My daughter has done this (against my better judgement as I'm not a fan of Apple )


----------



## dmret (Mar 12, 2013)

Thanks,so far I've drawn a blank.


----------



## xabiaxica (Jun 23, 2009)

dmret said:


> Thanks,so far I've drawn a blank.


Is the phone locked to a UK network? Maybe that's the problem?


----------



## snikpoh (Nov 19, 2007)

xabiachica said:


> Is the phone locked to a UK network? Maybe that's the problem?


Quite right, and don't forget that Vadafone UK is NOT the same as Vodafone Spain.

The phone needs to be unlocked to accept a SIM from another provider.


----------



## baldilocks (Mar 7, 2010)

snikpoh said:


> Quite right, and don't forget that Vadafone UK is NOT the same as Vodafone Spain.
> 
> The phone needs to be unlocked to accept a SIM from another provider.

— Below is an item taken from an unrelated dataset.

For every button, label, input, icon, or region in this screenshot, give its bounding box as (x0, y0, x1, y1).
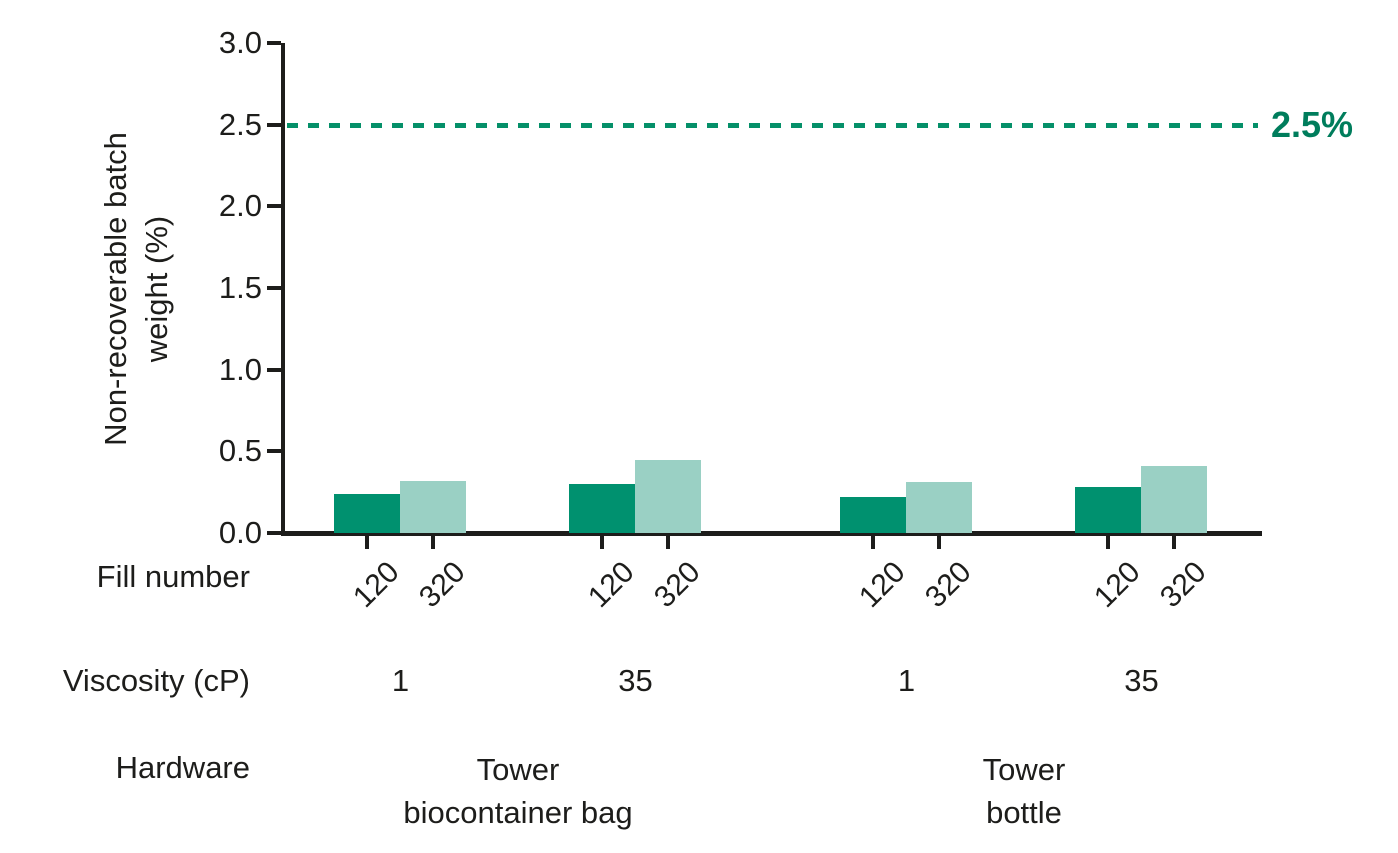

and Spanish phones are not allowed to be locked by law in Spain.


----------



## Catzoooo (Mar 31, 2015)

My uk bought unlocked iphone6 has a Spanish Hits sim in. No problem.


----------



## dmret (Mar 12, 2013)

It is,that's the snag.


----------



## snikpoh (Nov 19, 2007)

dmret said:


> It is,that's the snag.


So what's the problem - get it unlocked. There are so many companies that can do this for you including your current UK operator.


----------



## dmret (Mar 12, 2013)

So far it's a nonstarter. I haven't given up. I don't have a uk operator for this particular phone. I just wondered if any one else had any ideas.
Thanks.


----------



## snikpoh (Nov 19, 2007)

baldilocks said:


> and Spanish phones are not allowed to be locked by law in Spain.


Really????

So why do they do it (Vodafone, Movistar etc.) and how can we complain?


----------



## dmret (Mar 12, 2013)

Vodaphone,Movistar and a local shop said no. Found someone else and he said yes. Not being an expert, I went with local Spanish advice and got a result.


----------



## baldilocks (Mar 7, 2010)

snikpoh said:


> Really????
> 
> So why do they do it (Vodafone, Movistar etc.) and how can we complain?

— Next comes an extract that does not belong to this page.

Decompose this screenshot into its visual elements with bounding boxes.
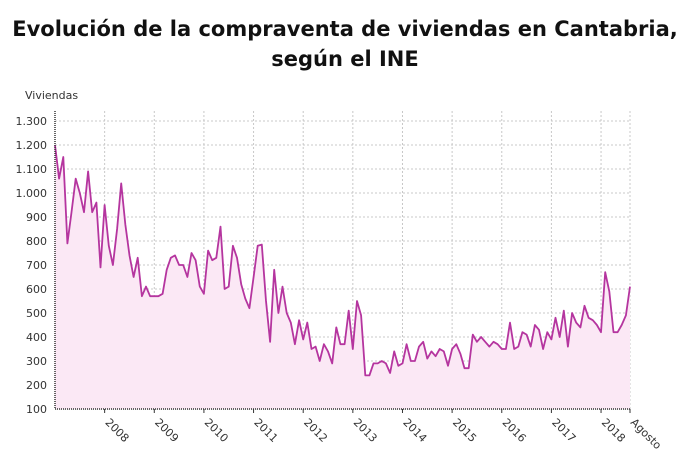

It was the Movistar shop that told us when we first arrived and were buying our phones.


----------



## lorort (Dec 24, 2015)

I know that U.S. iphones have to be unlocked to accept another SIMS card. Check out youtube they might have videos on how to unlock, I know they do for U.S. iphones.


----------



## peedee (Aug 30, 2015)

dmret said:


> So far it's a nonstarter. I haven't given up. I don't have a uk operator for this particular phone. I just wondered if any one else had any ideas.
> Thanks.


Look on ebay for unlocking of your phone


----------



## bob_bob (Jan 5, 2011)

Let me google that for you


----------